Selain itu, Cen Sui Lan menyampaikan, di Nongsa Batam, ada sekolah MAN Insan Cendekia (IC) Batam yang merupakan sekolah MAN terbaik keempat di Indonesia. MAN Insan Cendikia Batam ini masuk 20 terbaik SMA dan SMK sederajat se-Indonesia. MAN ini memerlukan embung konservasi dan penampungan air baku.
“Kita sudah survei dengan Kabalai. Sehari-hari mereka di MAN Insan Cendikia Batam ini beli belasan galon, untuk air minum. Kasihan para santri. Minta diprioritaskan pembangunan embung ini,” pinta Cen Sui Lan lagi.
Kemudian, Cen Sui Lan mengungkapkan, dirinya bersama Menteri PUPR RI sudah ke Serasan, Natuna.
“Saya lihat, di tahun anggaran 2024 ada pembangunan jembatan. Saya mengajukan pembangunan pengaman pantai di Serasan, sebagai daerah perbatasan antarnegara atau pulau terluar NKRI. Batas negara kita habis kena abrasi.
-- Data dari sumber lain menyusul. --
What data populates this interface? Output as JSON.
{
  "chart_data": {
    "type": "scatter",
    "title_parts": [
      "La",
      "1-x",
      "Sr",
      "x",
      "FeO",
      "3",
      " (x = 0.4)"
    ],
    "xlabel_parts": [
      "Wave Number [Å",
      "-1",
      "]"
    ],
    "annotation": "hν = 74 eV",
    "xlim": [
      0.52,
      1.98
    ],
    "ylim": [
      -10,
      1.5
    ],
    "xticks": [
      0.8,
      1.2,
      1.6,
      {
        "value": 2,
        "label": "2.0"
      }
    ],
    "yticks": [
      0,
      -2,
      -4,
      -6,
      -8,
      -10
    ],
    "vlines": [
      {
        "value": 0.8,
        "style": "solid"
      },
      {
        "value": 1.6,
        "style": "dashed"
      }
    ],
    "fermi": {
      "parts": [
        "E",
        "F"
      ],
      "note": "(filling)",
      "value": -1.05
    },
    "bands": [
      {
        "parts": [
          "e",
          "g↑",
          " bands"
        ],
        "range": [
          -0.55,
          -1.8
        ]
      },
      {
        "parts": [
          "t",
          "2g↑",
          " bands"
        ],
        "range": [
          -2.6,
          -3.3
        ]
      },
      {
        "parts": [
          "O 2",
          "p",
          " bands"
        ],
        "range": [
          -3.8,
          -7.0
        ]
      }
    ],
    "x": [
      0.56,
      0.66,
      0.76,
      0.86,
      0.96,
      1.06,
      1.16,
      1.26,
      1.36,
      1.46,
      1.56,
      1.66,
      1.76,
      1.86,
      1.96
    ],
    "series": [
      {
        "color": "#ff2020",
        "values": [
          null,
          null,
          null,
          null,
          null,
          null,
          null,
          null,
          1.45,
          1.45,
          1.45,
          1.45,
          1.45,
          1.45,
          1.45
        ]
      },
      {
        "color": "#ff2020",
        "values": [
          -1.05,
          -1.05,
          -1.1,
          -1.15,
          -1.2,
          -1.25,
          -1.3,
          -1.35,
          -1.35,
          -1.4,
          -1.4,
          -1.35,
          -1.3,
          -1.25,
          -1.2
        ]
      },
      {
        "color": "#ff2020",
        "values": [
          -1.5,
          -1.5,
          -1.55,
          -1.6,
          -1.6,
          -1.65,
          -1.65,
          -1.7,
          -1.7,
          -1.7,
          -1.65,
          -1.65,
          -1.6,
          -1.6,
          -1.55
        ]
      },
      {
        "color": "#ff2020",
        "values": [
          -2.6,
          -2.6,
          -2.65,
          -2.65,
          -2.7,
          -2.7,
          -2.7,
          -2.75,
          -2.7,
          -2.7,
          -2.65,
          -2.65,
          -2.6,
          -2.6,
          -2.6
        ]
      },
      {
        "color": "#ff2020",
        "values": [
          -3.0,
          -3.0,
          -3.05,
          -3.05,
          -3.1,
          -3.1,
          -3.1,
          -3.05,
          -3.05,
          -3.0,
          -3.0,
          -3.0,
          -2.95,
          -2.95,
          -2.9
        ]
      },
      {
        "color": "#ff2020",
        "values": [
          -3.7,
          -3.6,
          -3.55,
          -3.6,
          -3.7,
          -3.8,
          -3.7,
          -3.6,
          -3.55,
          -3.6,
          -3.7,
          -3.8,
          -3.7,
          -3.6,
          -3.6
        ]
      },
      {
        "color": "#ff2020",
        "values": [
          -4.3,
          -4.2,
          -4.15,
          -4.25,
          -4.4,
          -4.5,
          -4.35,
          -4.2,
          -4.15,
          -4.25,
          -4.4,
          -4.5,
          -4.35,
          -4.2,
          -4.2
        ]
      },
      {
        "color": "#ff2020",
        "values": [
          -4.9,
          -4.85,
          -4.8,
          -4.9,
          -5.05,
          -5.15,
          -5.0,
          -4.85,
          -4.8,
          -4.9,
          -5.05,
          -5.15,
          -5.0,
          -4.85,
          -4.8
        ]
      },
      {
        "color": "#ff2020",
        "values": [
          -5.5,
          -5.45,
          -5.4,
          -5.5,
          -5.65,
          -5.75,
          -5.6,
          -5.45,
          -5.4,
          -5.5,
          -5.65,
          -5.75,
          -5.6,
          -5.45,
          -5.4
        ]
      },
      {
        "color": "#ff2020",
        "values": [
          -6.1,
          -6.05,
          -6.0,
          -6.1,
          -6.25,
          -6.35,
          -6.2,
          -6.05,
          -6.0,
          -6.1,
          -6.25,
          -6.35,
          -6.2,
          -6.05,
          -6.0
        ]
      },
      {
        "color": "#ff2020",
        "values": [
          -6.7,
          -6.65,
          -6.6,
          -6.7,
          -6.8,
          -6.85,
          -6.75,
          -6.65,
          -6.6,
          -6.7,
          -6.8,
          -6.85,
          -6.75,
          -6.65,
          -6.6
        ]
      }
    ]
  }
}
Jadi di daerah kami di Kepri, perlu sekali pembangunan pengaman pantai. Termasuk di Natuna,” jelas Cen Sui Lan.
“Kalau tidak dibangun, pulau-pulau di Natuna akan hilang. Tolong diprioritaskan Pak Menteri,” sambungnya.
Cen Sui Lan berharap, agar usulan megaproyek untuk tahun 2024 itu menjadi prioritas. Terutama pengamanan pantai, dapat diberikan perhatian lebih kepada daerah kepulauan seperti Kepri.